Symington also extended the deepest condolence of the United States to families of those who lost their lives, while urging all candidates to honour the peace accord they signed.
“I congratulate the tens of millions of Nigerians who stood patiently in long lines to vote this week and the hundreds of thousands who worked together with INEC to conduct the elections.
“As noted by many observer groups in their preliminary reports, this election was predominantly peaceful, and it was proof of the Nigerian people’s resolute commitment to choose their leaders.
“The peaceful achievement of millions was shadowed by the violence of a few. We extend our deepest sympathy to the families of those who lost their lives, and we urge all candidates to honour the Peace Accord they signed. All should convince those who support them to refrain from using force or violence to interfere with INEC. No one should break the law by announcing results before INEC does, or break the peace by claiming victory before the results are final. Everyone has a common interest in showing patience as INEC collates and announces the election results,” Symington said.
In a related development, the Protect Nigeria Group, a domestic observer group, has warned against post-election chaos in the country.
In a statement by its secretary, Abdulwahab Ekekhide, the group said its call was as a result of the delay in announcing winners of the general elections held at the weekend.
It further warned against foreign interference in the nation’s electoral process, adding that Nigeria, as a sovereign nation, should be allowed to determine its political future.
The group further blamed the current tension in the polity on foreign interference, as well as the attitude of some Nigerians who lacked a deep sense of patriotism.
“The tension emanated from international interference in Nigeria’s electoral process by some foreign NGOs in conjunction with some embassies and political class,” Ekekhide said.

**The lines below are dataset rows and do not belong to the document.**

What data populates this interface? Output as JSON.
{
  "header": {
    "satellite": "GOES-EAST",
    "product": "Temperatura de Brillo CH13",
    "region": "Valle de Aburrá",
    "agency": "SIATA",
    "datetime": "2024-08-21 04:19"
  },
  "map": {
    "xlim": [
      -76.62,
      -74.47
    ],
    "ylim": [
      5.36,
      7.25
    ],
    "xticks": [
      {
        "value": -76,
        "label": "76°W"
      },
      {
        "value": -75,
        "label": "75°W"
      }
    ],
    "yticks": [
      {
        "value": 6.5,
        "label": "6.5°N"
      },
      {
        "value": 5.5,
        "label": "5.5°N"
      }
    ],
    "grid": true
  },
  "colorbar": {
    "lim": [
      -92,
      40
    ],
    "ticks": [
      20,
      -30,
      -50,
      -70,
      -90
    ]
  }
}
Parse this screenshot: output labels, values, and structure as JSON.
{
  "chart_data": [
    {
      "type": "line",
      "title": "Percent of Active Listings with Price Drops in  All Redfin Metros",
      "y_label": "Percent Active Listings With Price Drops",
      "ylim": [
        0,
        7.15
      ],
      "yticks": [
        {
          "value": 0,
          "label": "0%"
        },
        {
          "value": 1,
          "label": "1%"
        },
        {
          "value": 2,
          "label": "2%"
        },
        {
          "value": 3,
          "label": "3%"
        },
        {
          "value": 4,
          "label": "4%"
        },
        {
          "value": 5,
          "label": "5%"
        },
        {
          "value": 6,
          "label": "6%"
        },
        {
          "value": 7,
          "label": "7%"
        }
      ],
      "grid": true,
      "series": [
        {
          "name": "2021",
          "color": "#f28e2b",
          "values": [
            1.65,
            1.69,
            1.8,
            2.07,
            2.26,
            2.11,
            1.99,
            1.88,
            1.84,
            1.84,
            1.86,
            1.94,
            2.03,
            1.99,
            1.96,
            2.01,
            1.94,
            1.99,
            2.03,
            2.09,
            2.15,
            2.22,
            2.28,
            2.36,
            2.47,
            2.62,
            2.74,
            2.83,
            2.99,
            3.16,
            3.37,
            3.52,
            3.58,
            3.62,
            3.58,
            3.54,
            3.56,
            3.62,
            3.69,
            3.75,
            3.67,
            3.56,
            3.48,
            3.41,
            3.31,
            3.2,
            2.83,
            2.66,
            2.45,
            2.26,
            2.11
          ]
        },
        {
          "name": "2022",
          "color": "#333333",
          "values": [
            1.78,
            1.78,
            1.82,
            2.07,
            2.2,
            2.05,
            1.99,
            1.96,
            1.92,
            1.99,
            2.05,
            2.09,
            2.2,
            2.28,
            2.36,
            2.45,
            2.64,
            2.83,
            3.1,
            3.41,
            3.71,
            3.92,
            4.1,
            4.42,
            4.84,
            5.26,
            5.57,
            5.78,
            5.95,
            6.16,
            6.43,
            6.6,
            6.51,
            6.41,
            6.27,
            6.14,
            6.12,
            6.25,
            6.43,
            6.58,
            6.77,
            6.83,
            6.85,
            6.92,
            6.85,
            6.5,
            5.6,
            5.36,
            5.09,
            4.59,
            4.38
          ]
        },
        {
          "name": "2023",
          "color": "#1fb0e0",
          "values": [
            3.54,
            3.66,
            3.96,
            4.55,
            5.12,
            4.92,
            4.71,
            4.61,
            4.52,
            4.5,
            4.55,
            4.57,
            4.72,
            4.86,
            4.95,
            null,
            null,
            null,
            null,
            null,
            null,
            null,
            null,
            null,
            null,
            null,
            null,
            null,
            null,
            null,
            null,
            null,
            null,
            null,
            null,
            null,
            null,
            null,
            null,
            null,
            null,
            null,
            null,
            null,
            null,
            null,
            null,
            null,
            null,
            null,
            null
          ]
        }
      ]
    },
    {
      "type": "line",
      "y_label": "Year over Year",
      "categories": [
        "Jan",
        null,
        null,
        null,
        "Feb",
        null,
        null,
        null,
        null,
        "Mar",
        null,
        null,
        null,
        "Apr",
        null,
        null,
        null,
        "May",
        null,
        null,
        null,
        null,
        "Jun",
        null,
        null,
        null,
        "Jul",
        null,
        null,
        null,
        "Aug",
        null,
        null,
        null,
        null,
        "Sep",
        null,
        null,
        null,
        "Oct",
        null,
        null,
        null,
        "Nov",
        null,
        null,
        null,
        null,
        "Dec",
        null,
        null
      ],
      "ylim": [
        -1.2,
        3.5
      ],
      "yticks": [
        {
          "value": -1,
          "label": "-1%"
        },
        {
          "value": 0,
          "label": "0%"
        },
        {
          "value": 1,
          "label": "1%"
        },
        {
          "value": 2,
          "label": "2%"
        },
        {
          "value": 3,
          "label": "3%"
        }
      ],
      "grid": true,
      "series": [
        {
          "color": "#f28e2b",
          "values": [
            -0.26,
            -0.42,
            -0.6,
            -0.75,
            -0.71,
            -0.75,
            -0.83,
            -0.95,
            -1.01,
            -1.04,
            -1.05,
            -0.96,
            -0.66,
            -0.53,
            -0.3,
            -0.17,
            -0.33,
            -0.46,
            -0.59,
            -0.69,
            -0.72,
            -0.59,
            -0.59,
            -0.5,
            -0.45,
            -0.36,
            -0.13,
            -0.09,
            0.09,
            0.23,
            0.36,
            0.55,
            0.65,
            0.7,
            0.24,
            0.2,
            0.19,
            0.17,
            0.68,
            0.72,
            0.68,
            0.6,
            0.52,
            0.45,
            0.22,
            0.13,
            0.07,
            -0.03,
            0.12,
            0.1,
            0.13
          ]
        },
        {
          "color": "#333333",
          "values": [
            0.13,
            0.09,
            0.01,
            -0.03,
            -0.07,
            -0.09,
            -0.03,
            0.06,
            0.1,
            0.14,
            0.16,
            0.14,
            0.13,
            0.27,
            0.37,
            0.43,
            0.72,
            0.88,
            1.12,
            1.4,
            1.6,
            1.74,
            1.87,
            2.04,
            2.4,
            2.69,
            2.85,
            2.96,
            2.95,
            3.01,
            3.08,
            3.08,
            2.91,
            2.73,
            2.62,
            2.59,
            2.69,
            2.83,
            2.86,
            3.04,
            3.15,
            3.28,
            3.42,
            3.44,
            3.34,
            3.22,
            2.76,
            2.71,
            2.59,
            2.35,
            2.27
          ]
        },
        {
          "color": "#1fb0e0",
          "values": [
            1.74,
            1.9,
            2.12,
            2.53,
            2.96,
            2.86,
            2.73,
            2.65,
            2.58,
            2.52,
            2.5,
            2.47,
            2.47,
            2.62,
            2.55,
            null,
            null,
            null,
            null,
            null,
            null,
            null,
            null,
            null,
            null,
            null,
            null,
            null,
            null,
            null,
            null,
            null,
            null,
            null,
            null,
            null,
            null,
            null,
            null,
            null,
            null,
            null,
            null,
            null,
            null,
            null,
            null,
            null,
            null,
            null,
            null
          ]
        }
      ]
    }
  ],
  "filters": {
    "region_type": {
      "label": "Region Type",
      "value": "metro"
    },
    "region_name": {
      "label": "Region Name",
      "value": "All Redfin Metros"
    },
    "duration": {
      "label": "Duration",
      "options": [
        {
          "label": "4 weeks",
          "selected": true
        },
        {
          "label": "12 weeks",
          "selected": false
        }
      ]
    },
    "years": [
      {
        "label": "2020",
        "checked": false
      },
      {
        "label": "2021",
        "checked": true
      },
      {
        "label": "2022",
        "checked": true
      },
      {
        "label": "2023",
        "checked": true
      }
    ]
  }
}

The group further advised the political players to sheath their swords and embrace the spirit of sportsmanship, saying it is noteworthy that elections must be won and lost.
The group called on the diplomatic missions accredited to Nigeria and their agents to adhere to diplomatic conducts in the monitoring of elections.
“We expect the diplomatic missions and their agents among the electoral monitors, to observe diplomatic ethics and decorum. The Nigerian nation is greater than the selfish interest of any particular person or group of persons,” the group also said.